Tell Fazm what is going wrong. The more context you give the better, but even a vague description like 'the server is using too much memory' is enough to start the investigation.

2

Fazm runs diagnostics

Depending on the problem, Fazm runs profilers, takes heap snapshots, analyzes error logs, checks monitoring dashboards, and reviews recent code changes. It uses your existing tools - no additional software needed.

3

Root cause is identified

Fazm narrows down the problem to specific code, queries, or configuration issues. It explains what it found and why it causes the observed symptom, so you understand the fix.

4

Fix is implemented and verified

Fazm makes the code change in your editor, runs tests to confirm the fix works, and verifies that the symptom is resolved. You review the changes before committing.

What Fazm Can Debug

Memory leaks in Node.js, Python, and other runtimes
Slow database queries and N+1 problems
API response time regressions
Cross-browser compatibility issues
Race conditions and concurrency bugs
Frontend performance and excessive re-renders
Network timeout and connection pool issues
Configuration errors after deployments

Automated Error Log Triage

Not every bug needs to be tracked down in real time. Some are low-severity issues that accumulate over days or weeks. Others are intermittent failures that only happen under specific conditions. Fazm can monitor your error logs on a schedule, categorizing new errors, grouping related ones together, and flagging anything that looks critical.

Set Fazm to scan your error logs every 15 minutes. It reads through new entries, compares them against known issues, identifies patterns (like errors that spike at specific times of day), and sends you a summary.

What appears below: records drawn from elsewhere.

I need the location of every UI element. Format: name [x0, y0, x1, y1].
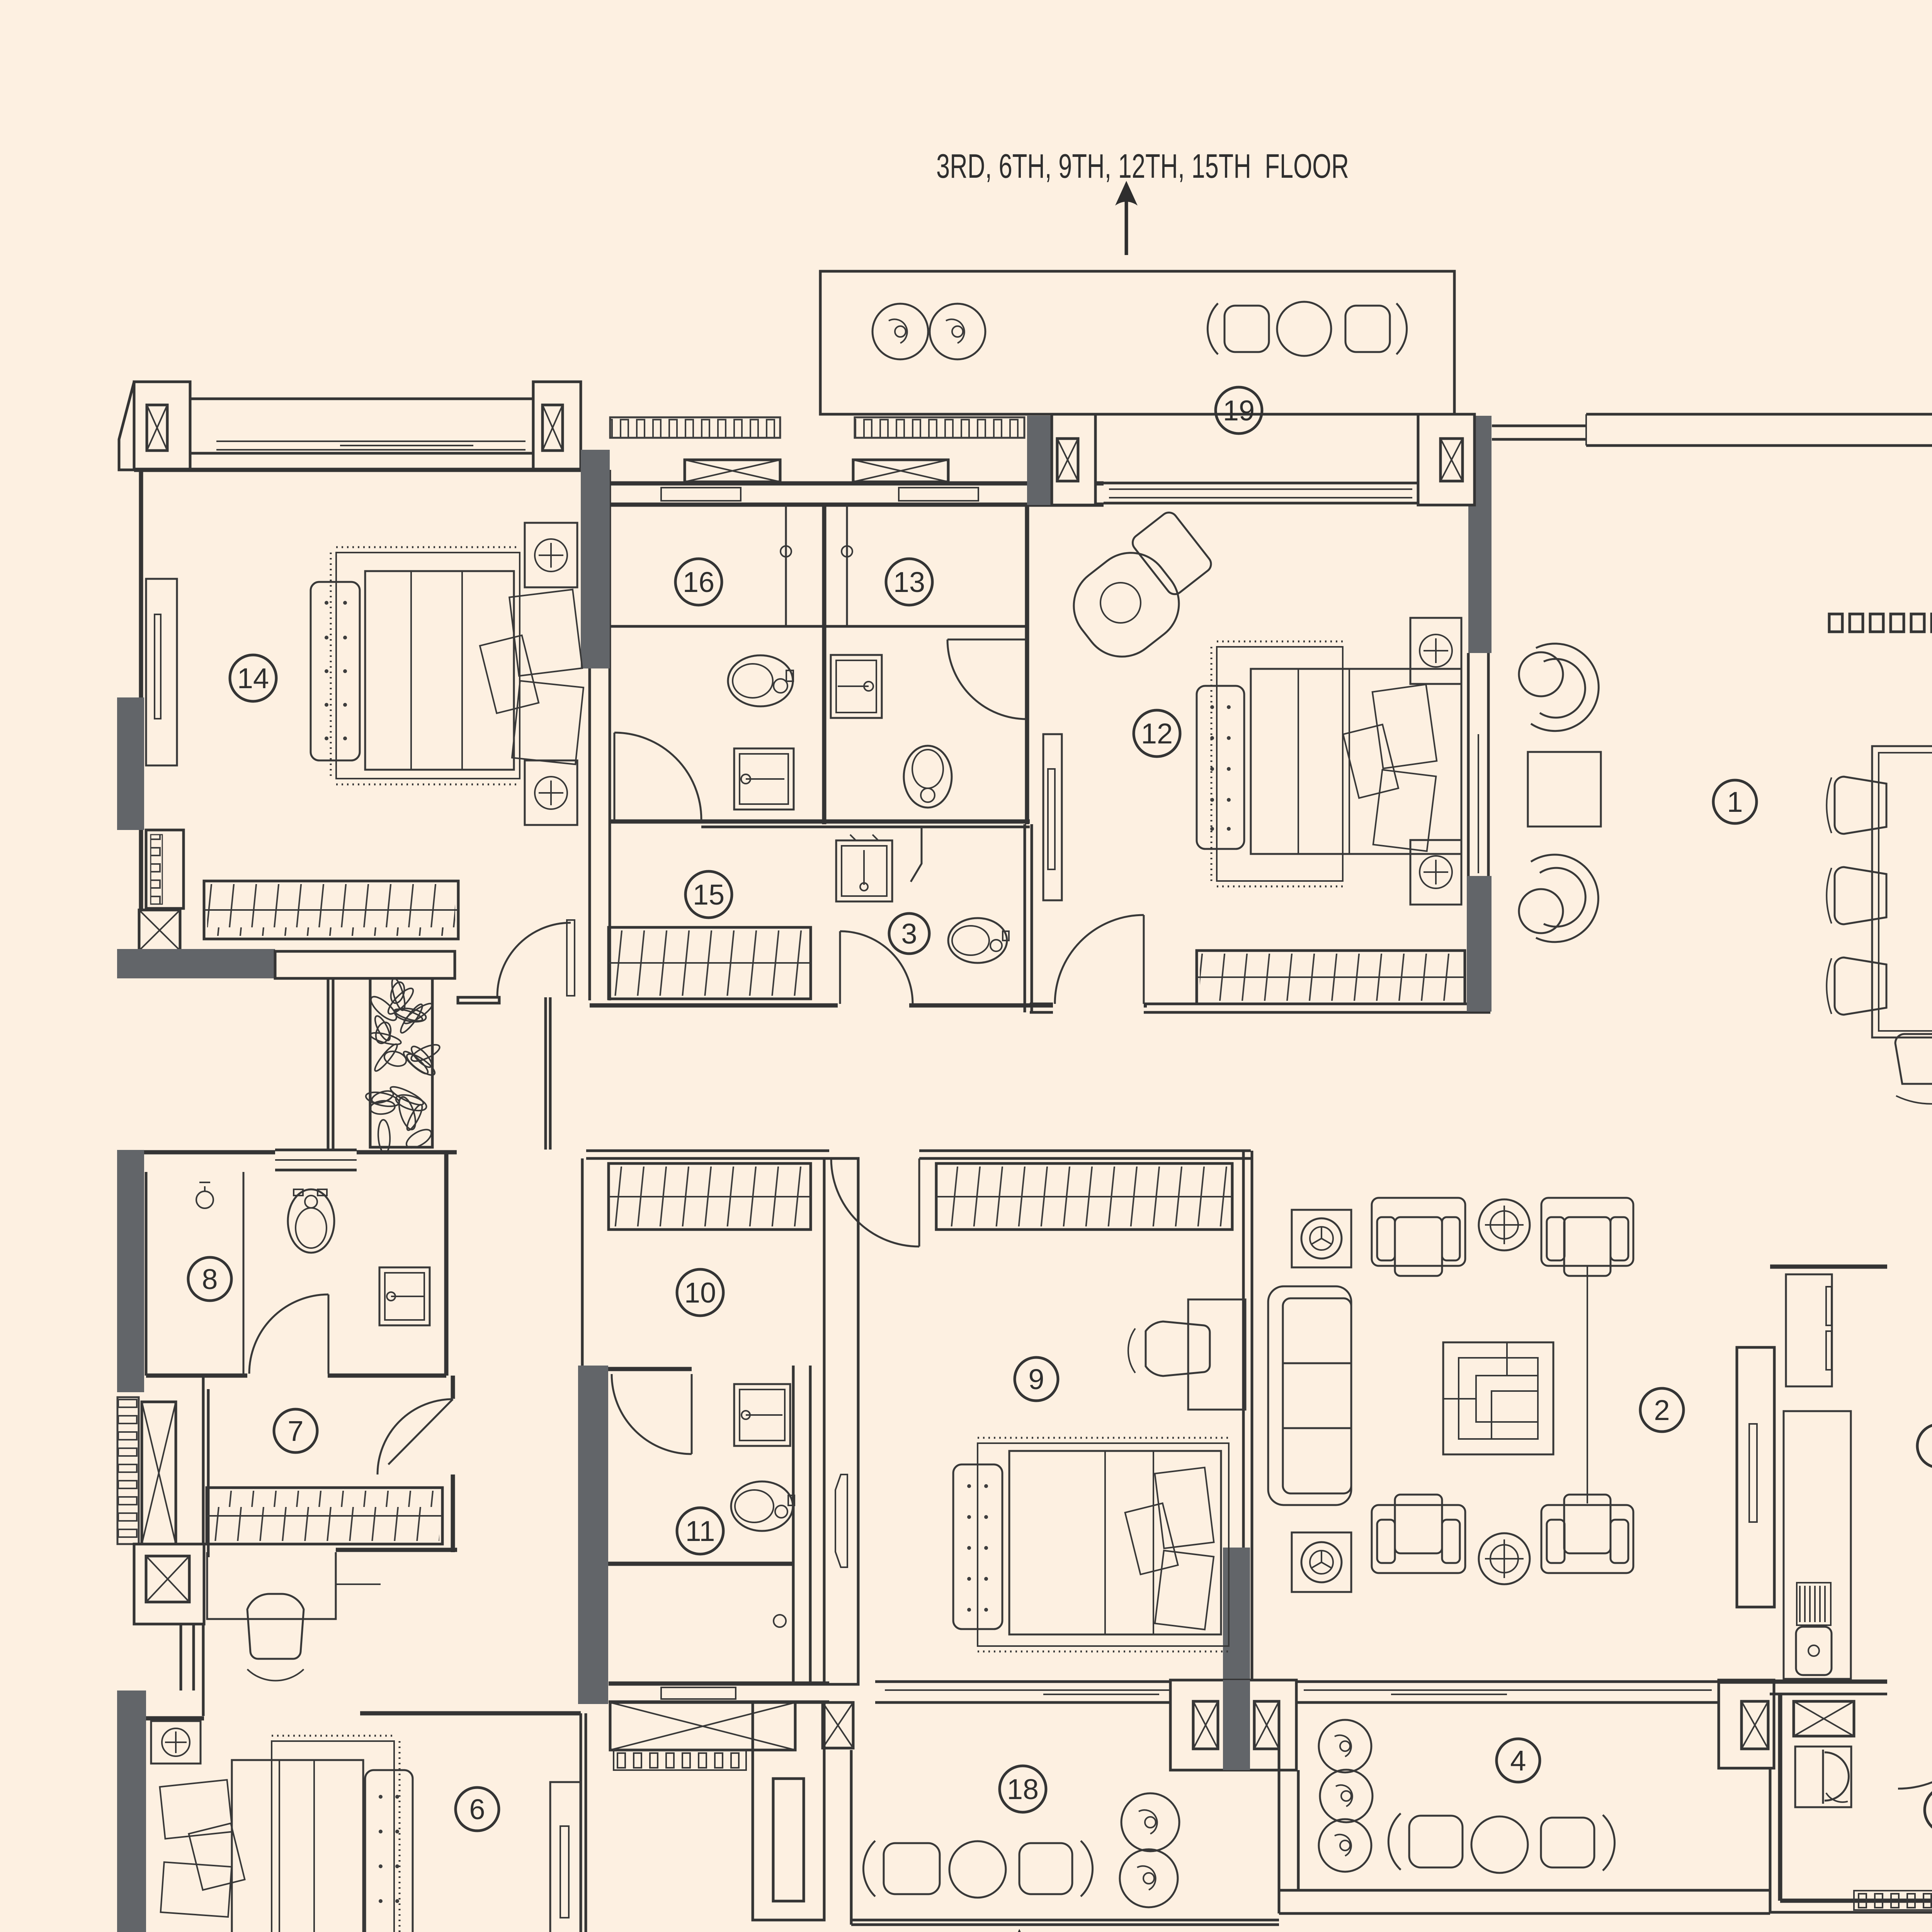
svg-text:12: 12 [1141, 718, 1173, 750]
svg-text:2: 2 [1654, 1394, 1670, 1426]
svg-text:18: 18 [1007, 1773, 1039, 1805]
svg-text:15: 15 [693, 879, 724, 911]
svg-text:11: 11 [685, 1515, 715, 1547]
svg-text:8: 8 [202, 1263, 218, 1295]
svg-text:3RD, 6TH, 9TH, 12TH, 15TH FLO: 3RD, 6TH, 9TH, 12TH, 15TH FLOOR [936, 147, 1349, 185]
svg-text:14: 14 [237, 662, 269, 694]
svg-text:13: 13 [893, 566, 925, 598]
svg-text:10: 10 [684, 1277, 716, 1309]
svg-text:3: 3 [901, 918, 917, 950]
svg-text:6: 6 [469, 1793, 485, 1825]
svg-text:9: 9 [1028, 1363, 1044, 1395]
svg-text:4: 4 [1510, 1745, 1526, 1777]
svg-text:16: 16 [683, 566, 714, 598]
svg-text:1: 1 [1727, 786, 1743, 818]
svg-text:19: 19 [1223, 395, 1255, 427]
svg-text:7: 7 [287, 1415, 303, 1447]
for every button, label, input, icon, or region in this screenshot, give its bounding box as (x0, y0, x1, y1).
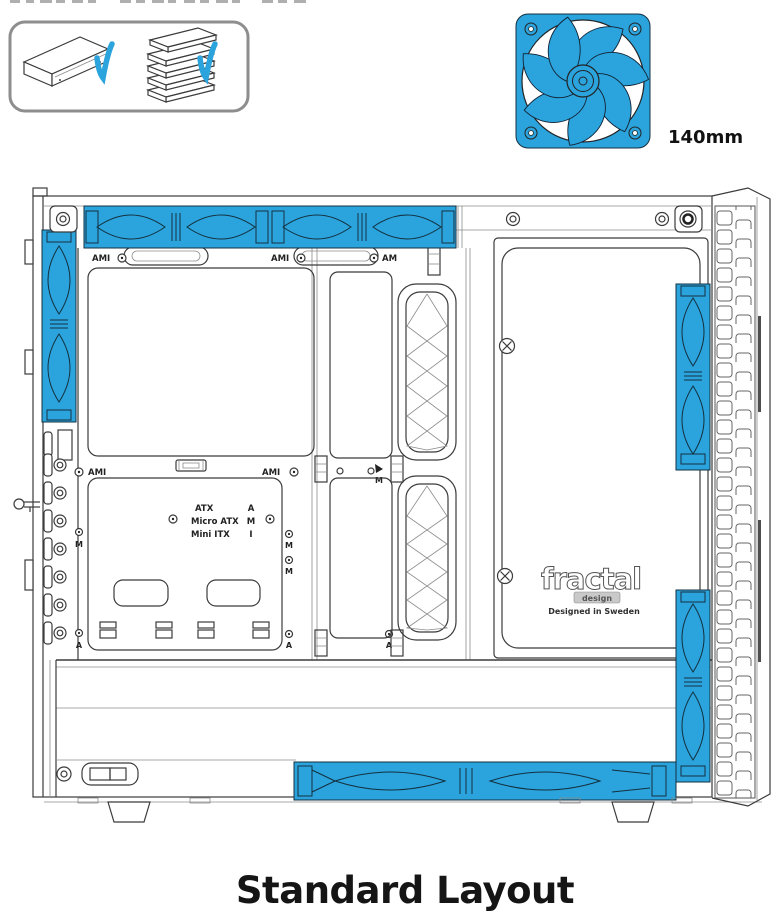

Instead of wading through hundreds of log entries yourself, you get a prioritized list of issues that actually need your attention.

For critical errors - exceptions that crash the application, data integrity issues, or security-related failures - Fazm alerts you immediately rather than waiting for the next scheduled scan. You can configure severity thresholds to control what counts as urgent.

Frequently Asked Questions

Can Fazm find memory leaks in my application?

Yes. Fazm profiles your running application, takes heap snapshots at intervals, compares object allocations over time, and identifies what is growing. It then traces the leak to specific code paths and implements a fix.

How does Fazm debug differently from a traditional debugger?

Traditional debuggers let you step through code line by line, which requires you to know where to look. Fazm takes a top-down approach - it profiles the entire application, analyzes logs and metrics, and narrows down to the problematic code automatically.

Can Fazm automatically triage error logs?

Yes. You can schedule Fazm to scan error logs every 15 minutes. It categorizes errors by severity, groups related errors together, identifies new vs recurring issues, and alerts you to critical problems.

Does Fazm fix bugs or just find them?

Fazm does both. After identifying the root cause, it implements a fix in your editor, runs relevant tests, and verifies the issue is resolved. You review the changes before committing.

What types of performance issues can Fazm diagnose?

Memory leaks, CPU bottlenecks, slow database queries, N+1 problems, unoptimized API endpoints, excessive re-renders in frontend apps, and network-related slowdowns.